I have a quadratic, positive definite function $V(x)$ for which I am attempting to find a level set that is contained within two level sets of another quadratic, positive definite function. The following simple example should clarify my objective.
Given the following contours
$$C_1 = x_1^2 + x_2^2 = x^TH_1x = 1.00$$
$$C_2 = x_1^2 + x_2^2 = x^TH_2x = 0.25$$
and the following function:
$$V(x) = x_1^2 + x_1x_2 + x_2^2 = x^TPx = \gamma$$
determine a value $\gamma$ such that the resulting level set lies "between" the two contours $C_1 , C_2$. The following figure shows the intent.
For the value $\gamma = 0.22$, the resulting level set is between the two contours.
I believe this is considered a set-containment problem.
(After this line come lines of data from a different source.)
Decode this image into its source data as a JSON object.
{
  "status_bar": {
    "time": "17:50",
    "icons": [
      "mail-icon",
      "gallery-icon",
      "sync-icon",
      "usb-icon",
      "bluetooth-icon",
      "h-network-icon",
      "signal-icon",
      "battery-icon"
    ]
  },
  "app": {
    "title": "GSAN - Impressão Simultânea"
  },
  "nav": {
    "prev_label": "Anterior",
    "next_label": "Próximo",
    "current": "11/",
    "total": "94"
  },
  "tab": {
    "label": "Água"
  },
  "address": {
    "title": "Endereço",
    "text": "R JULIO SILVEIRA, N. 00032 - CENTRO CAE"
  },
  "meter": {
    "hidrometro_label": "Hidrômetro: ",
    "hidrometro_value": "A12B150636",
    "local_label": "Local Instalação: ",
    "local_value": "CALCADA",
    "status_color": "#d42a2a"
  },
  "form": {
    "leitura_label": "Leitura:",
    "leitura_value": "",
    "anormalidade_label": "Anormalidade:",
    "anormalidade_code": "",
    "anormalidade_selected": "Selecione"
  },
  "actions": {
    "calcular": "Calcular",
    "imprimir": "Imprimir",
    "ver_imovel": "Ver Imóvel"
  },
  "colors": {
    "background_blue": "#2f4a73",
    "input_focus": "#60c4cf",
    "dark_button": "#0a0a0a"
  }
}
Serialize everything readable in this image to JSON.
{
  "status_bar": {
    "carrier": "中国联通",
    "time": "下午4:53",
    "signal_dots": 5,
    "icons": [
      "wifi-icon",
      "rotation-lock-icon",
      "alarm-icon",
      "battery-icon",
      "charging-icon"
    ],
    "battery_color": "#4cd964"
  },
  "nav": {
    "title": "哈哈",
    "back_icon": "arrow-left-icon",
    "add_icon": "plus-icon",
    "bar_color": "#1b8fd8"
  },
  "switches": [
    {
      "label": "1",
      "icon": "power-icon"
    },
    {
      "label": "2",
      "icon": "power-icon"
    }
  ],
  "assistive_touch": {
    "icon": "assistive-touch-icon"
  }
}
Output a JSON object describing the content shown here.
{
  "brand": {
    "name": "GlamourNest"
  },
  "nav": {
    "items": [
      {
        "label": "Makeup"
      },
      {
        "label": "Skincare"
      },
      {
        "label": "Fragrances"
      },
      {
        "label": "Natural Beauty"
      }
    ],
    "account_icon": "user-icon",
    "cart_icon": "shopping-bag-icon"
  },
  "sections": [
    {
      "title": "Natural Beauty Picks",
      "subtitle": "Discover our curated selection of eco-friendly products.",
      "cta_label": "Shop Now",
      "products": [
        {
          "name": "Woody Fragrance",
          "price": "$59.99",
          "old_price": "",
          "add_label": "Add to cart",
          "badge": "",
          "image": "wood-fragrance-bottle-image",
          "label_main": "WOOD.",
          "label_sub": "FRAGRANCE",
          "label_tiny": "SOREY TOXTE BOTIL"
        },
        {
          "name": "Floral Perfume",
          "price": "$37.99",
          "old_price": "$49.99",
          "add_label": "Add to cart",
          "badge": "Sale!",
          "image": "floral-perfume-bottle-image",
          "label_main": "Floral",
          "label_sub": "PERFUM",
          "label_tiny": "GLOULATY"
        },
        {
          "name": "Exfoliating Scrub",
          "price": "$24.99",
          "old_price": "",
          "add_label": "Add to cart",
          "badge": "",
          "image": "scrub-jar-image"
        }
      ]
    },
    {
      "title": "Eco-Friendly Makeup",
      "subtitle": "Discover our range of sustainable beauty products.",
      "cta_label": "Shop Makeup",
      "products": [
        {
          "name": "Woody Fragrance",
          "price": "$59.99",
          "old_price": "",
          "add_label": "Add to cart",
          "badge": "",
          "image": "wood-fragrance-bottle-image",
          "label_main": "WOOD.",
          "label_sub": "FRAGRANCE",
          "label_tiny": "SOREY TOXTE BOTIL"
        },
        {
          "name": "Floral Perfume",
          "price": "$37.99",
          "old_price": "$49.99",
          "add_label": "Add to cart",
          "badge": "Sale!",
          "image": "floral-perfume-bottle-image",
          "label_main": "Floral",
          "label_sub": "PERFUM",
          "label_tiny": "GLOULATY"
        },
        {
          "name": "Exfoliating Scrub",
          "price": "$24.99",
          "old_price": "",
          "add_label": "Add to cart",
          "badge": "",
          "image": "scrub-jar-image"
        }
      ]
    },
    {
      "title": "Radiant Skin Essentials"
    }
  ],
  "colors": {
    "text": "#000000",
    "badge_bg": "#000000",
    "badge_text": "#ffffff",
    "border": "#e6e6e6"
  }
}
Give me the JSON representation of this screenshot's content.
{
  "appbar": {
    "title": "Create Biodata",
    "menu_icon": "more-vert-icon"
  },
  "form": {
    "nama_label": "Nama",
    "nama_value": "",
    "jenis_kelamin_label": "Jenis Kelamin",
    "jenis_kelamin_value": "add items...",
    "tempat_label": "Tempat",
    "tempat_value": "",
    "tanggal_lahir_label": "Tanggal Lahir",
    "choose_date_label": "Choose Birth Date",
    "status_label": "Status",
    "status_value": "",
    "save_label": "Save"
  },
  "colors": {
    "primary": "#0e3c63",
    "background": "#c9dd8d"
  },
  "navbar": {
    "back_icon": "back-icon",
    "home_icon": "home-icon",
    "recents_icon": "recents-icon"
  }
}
I initially thought I could solve this using CVX with the following linear matrix inequality:
$$ max. \gamma $$ $$ (x^TH_1x - \beta_1) + (x^TPx - \gamma) > 0 $$ $$ (x^TH_2x - \beta_2) + (x^TPx - \gamma) < 0 $$
For example, for points along the outer contour $$ (x^TH_1x - \beta_1) = 0 $$ we are ensuring that $$ (x^TPx > \gamma) $$ thus the level set equal to $\gamma$ must be inside the outer contour. Similar logic applies for the 2nd matrix equality.
This LMI is not giving me the desired answer, therefore my problem formulation must be off somehow. Any input would be appreciated.